= Rillito, Arizona =

CDP in Pima County Arizona

Rillito is a census-designated place (CDP) in Pima County, Arizona, United States, surrounded by the town of Marana. The largest business in the community is Arizona Portland Cement and the community has had a post office since the 1920s. There is a regional park and recreation center (Rillito Vista Community Center) in the middle of the community. Rillito has the ZIP Code of 85654; in 2000, the population of the 85654 ZIP Code Tabulation Area was 148.

==Education==
The entire CDP is served by Marana High School and Marana Middle School.

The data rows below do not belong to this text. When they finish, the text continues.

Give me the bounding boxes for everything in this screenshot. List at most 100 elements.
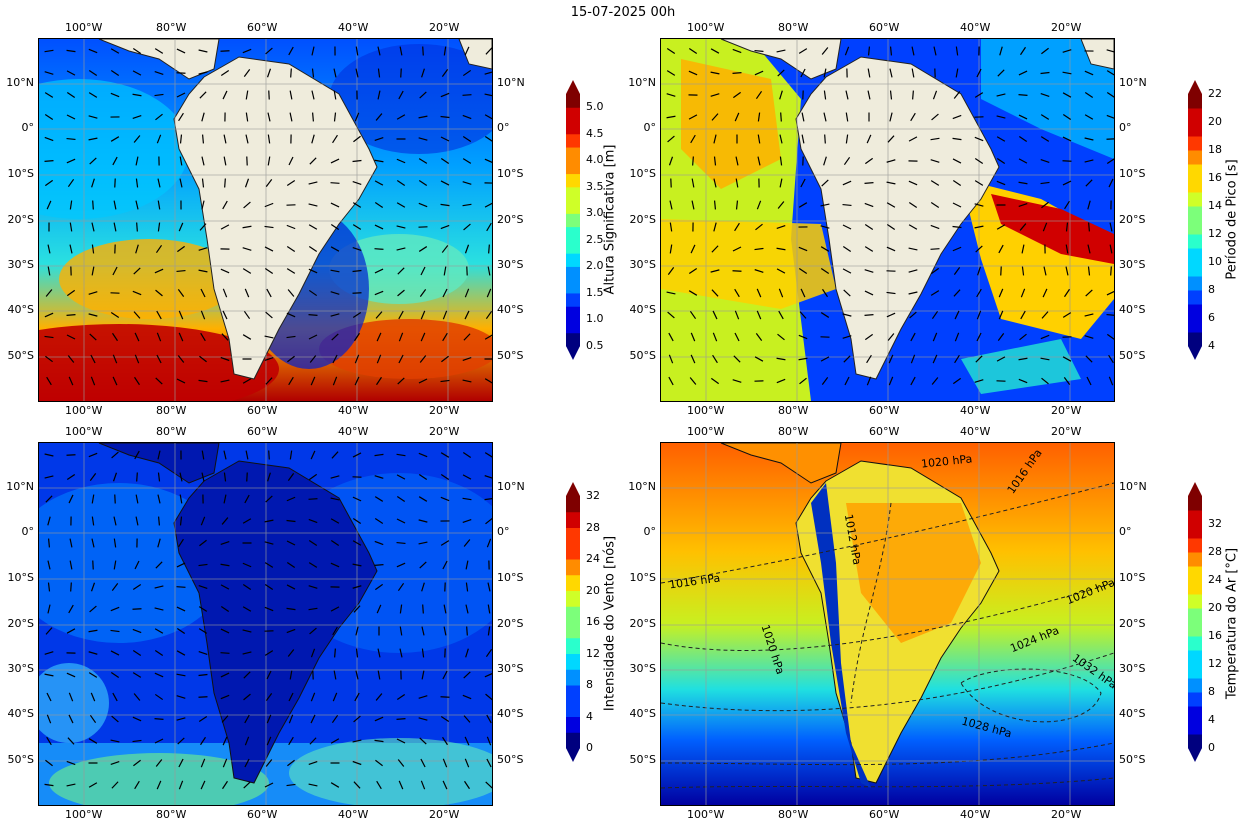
colorbar-tick-label: 3.0	[586, 206, 604, 220]
lat-tick-label: 50°S	[1119, 753, 1146, 766]
colorbar-tick-label: 6	[1208, 311, 1215, 324]
lat-tick-label: 20°S	[629, 213, 656, 226]
colorbar-tick-label: 20	[586, 583, 600, 597]
lon-tick-label: 20°W	[429, 404, 460, 417]
colorbar-band	[1188, 538, 1202, 553]
colorbar-band	[1188, 622, 1202, 637]
lon-tick-label: 20°W	[429, 21, 460, 34]
colorbar-band	[1188, 304, 1202, 319]
lat-tick-label: 50°S	[497, 753, 524, 766]
lat-tick-label: 30°S	[1119, 662, 1146, 675]
colorbar-extend-min	[1188, 346, 1202, 360]
colorbar-band	[566, 266, 580, 281]
colorbar-tick-label: 16	[1208, 629, 1222, 642]
lat-tick-label: 0°	[21, 525, 35, 538]
colorbar-band	[566, 543, 580, 560]
lat-tick-label: 50°S	[7, 349, 34, 362]
lat-tick-label: 50°S	[629, 349, 656, 362]
lon-tick-label: 20°W	[1051, 21, 1082, 34]
lon-tick-label: 80°W	[778, 808, 809, 821]
lon-tick-label: 20°W	[1051, 425, 1082, 438]
lon-tick-label: 80°W	[156, 808, 187, 821]
lon-tick-label: 60°W	[869, 425, 900, 438]
lat-tick-label: 30°S	[1119, 258, 1146, 271]
colorbar-extend-min	[566, 748, 580, 762]
colorbar-wave-height	[566, 80, 580, 360]
colorbar-band	[566, 319, 580, 334]
colorbar-band	[566, 332, 580, 347]
colorbar-band	[566, 700, 580, 717]
lat-tick-label: 30°S	[629, 258, 656, 271]
lat-tick-label: 0°	[1119, 121, 1132, 134]
colorbar-extend-max	[1188, 482, 1202, 496]
colorbar-band	[1188, 678, 1202, 693]
colorbar-band	[566, 653, 580, 670]
colorbar-band	[1188, 332, 1202, 347]
lat-tick-label: 50°S	[7, 753, 34, 766]
lon-tick-label: 100°W	[65, 808, 103, 821]
lat-tick-label: 50°S	[1119, 349, 1146, 362]
colorbar-band	[1188, 636, 1202, 651]
lat-tick-label: 40°S	[7, 707, 34, 720]
colorbar-band	[566, 590, 580, 607]
colorbar-label: Temperatura do Ar [°C]	[1224, 547, 1240, 700]
colorbar-tick-label: 4.0	[586, 153, 604, 167]
colorbar-tick-label: 14	[1208, 199, 1222, 212]
lon-tick-label: 60°W	[247, 425, 278, 438]
colorbar-tick-label: 2.0	[586, 259, 604, 273]
colorbar-scale	[566, 80, 580, 360]
lat-tick-label: 10°S	[7, 167, 34, 180]
lat-tick-label: 20°S	[1119, 617, 1146, 630]
colorbar-band	[566, 606, 580, 623]
colorbar-tick-label: 16	[586, 615, 600, 628]
lon-tick-label: 40°W	[960, 425, 991, 438]
lat-tick-label: 10°N	[6, 76, 34, 89]
figure-title: 15-07-2025 00h	[570, 5, 676, 20]
lon-tick-label: 100°W	[65, 404, 103, 417]
lat-tick-label: 20°S	[497, 213, 524, 226]
colorbar-band	[1188, 510, 1202, 525]
lat-tick-label: 30°S	[497, 258, 524, 271]
colorbar-scale	[1188, 80, 1202, 360]
lon-tick-label: 40°W	[960, 808, 991, 821]
colorbar-band	[566, 120, 580, 135]
colorbar-band	[566, 685, 580, 702]
lon-tick-label: 60°W	[869, 21, 900, 34]
colorbar-band	[1188, 650, 1202, 665]
colorbar-band	[566, 239, 580, 254]
colorbar-band	[1188, 276, 1202, 291]
colorbar-band	[566, 511, 580, 528]
colorbar-tick-label: 0	[1208, 741, 1215, 754]
lat-tick-label: 0°	[21, 121, 35, 134]
lon-tick-label: 80°W	[156, 404, 187, 417]
colorbar-tick-label: 12	[1208, 657, 1222, 670]
colorbar-band	[1188, 594, 1202, 609]
lat-tick-label: 20°S	[7, 617, 34, 630]
colorbar-band	[1188, 94, 1202, 109]
colorbar-band	[1188, 122, 1202, 137]
colorbar-band	[1188, 178, 1202, 193]
colorbar-band	[1188, 248, 1202, 263]
colorbar-band	[566, 279, 580, 294]
colorbar-tick-label: 22	[1208, 87, 1222, 100]
lon-tick-label: 80°W	[156, 425, 187, 438]
lon-tick-label: 100°W	[687, 404, 725, 417]
lat-tick-label: 50°S	[497, 349, 524, 362]
colorbar-band	[566, 716, 580, 733]
lon-tick-label: 80°W	[778, 21, 809, 34]
colorbar-tick-label: 4	[1208, 339, 1215, 352]
lat-tick-label: 10°S	[497, 167, 524, 180]
colorbar-band	[1188, 720, 1202, 735]
lon-tick-label: 20°W	[1051, 404, 1082, 417]
lon-tick-label: 40°W	[338, 425, 369, 438]
colorbar-extend-min	[566, 346, 580, 360]
colorbar-tick-label: 32	[1208, 517, 1222, 530]
colorbar-tick-label: 8	[1208, 685, 1215, 698]
colorbar-band	[1188, 262, 1202, 277]
colorbar-band	[1188, 734, 1202, 749]
lon-tick-label: 60°W	[247, 808, 278, 821]
colorbar-band	[1188, 706, 1202, 721]
lat-tick-label: 40°S	[7, 303, 34, 316]
lon-tick-label: 20°W	[429, 808, 460, 821]
colorbar-band	[1188, 234, 1202, 249]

For elementary education, the portion of Rillito lying north of Avra Valley Road is served by Marjorie W. Estes Elementary School and the portion south of Avra Valley Road by the elementary division of Twin Peaks K-8 School. All of these schools are part of the Marana Unified School District.

==Public safety==
For fire protection and emergency medical services, certain portions of the CDP are served by the Picture Rocks Fire & Medical District while other parts of served by the Northwest Fire District. Law enforcement services are provided by the Pima County Sheriff's Department's Tucson Mountain District, with the portion of Rillito lying north of Avra Valley Road served by Beat 1 and the portion lying south of Avra Valley Road served by Beat 2.